Felix Uribe Jr.

Aaron Jobson, AIA, a principal at Quattrocchi Kwok Architects, usually designs schools. But when wildfires struck Sonoma County in the summer of 2017, he felt compelled to use his skills to help rebuild his community. He called on local experts and collaborators, including designers, architects, and community leaders, ultimately founding an organization to assist those who had lost their housing in the blaze. Today, Homes for Sonoma builds affordable modular housing that, according to its mission statement, “keep[s] Sonoma County diverse and inclusive.”

The fires started on a Sunday. It was such a traumatic thing to have happen in our community. Everyone knew somebody who had lost their home that night—I had a coworker who lost his. Nearly 3,000 homes were destroyed in four hours in Santa Rosa alone. We thought, “Where are these people all going to live?”

Sonoma County is a balance between an agricultural community; a suburb of the Bay Area, in a way; and a resort. Would something like this mean that the community became less affordable? A lot of people who were on the margins and in an extremely unaffordable housing situation anyway—people who didn’t own their homes—they were going to possibly end up being pushed out of them. We had extremely low vacancy and high rental rates already, and we lost something like 5% of the housing in Santa Rosa that night.

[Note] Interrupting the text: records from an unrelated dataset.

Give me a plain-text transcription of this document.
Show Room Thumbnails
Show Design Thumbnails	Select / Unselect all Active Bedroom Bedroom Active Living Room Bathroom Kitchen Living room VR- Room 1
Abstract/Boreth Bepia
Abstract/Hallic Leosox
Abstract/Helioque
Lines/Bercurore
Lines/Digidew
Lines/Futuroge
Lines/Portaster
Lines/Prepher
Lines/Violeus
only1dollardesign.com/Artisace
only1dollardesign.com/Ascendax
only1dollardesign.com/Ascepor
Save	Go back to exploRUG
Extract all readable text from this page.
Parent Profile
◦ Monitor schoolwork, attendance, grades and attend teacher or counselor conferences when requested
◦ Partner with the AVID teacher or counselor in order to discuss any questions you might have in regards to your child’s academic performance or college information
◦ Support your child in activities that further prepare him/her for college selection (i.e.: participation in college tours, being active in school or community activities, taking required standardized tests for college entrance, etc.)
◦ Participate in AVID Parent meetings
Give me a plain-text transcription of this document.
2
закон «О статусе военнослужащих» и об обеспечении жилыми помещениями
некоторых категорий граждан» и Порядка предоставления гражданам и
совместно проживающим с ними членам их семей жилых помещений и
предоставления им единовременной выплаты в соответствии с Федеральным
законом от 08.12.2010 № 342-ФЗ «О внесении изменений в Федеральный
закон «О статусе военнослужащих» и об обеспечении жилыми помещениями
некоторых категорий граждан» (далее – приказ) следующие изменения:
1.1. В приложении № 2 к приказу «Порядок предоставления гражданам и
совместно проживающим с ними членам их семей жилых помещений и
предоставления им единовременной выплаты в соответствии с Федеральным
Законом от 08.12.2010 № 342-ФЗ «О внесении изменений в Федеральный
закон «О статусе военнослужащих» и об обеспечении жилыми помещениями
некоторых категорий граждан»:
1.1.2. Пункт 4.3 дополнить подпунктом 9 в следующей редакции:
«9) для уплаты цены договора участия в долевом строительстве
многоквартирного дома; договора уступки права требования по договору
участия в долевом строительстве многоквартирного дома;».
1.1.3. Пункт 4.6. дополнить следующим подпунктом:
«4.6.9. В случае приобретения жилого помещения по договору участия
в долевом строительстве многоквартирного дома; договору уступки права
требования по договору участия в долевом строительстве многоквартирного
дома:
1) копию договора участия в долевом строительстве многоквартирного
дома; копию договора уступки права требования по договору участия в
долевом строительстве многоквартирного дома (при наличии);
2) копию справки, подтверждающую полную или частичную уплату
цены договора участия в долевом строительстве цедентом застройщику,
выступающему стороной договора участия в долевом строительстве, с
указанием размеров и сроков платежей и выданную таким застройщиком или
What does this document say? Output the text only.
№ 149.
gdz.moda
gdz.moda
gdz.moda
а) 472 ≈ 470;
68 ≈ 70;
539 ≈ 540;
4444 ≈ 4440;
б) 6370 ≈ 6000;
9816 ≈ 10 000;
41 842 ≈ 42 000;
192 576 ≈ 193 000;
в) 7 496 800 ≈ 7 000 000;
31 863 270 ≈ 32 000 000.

We held a planning meeting with a lot of different stakeholders, including Burbank Housing. It has been a big partner of ours all along the way. We moved pretty quickly to, “Could we develop a modular prefab dwelling that could be used as temporary housing, and then eventually repurposed into accessory dwelling units?” That would serve both short- and long-term needs.

The initial idea was to build communities of these small residential units, and then have them serve as temporary housing for displaced individuals for three to five years during the rebuild. When things stabilized, we would relocate and repurpose the units as accessory dwelling units in people’s backyards to help increase the amount of affordable housing in our community, long term. In the end, we were able to build seven homes on two sites, which are still serving fire survivors and will be relocated in the next few years. We were able to raise almost $2 million to fund the projects from a variety of people and organizations that wanted to help.

Before the fires, affordable housing was probably the top issue in our community. What does the future of this community look like? The number one barrier to its growth and success is affordable housing. Businesses can’t grow if it’s too expensive for workers to live here. It’s a real drag on people’s quality of life if they can’t find a place to live.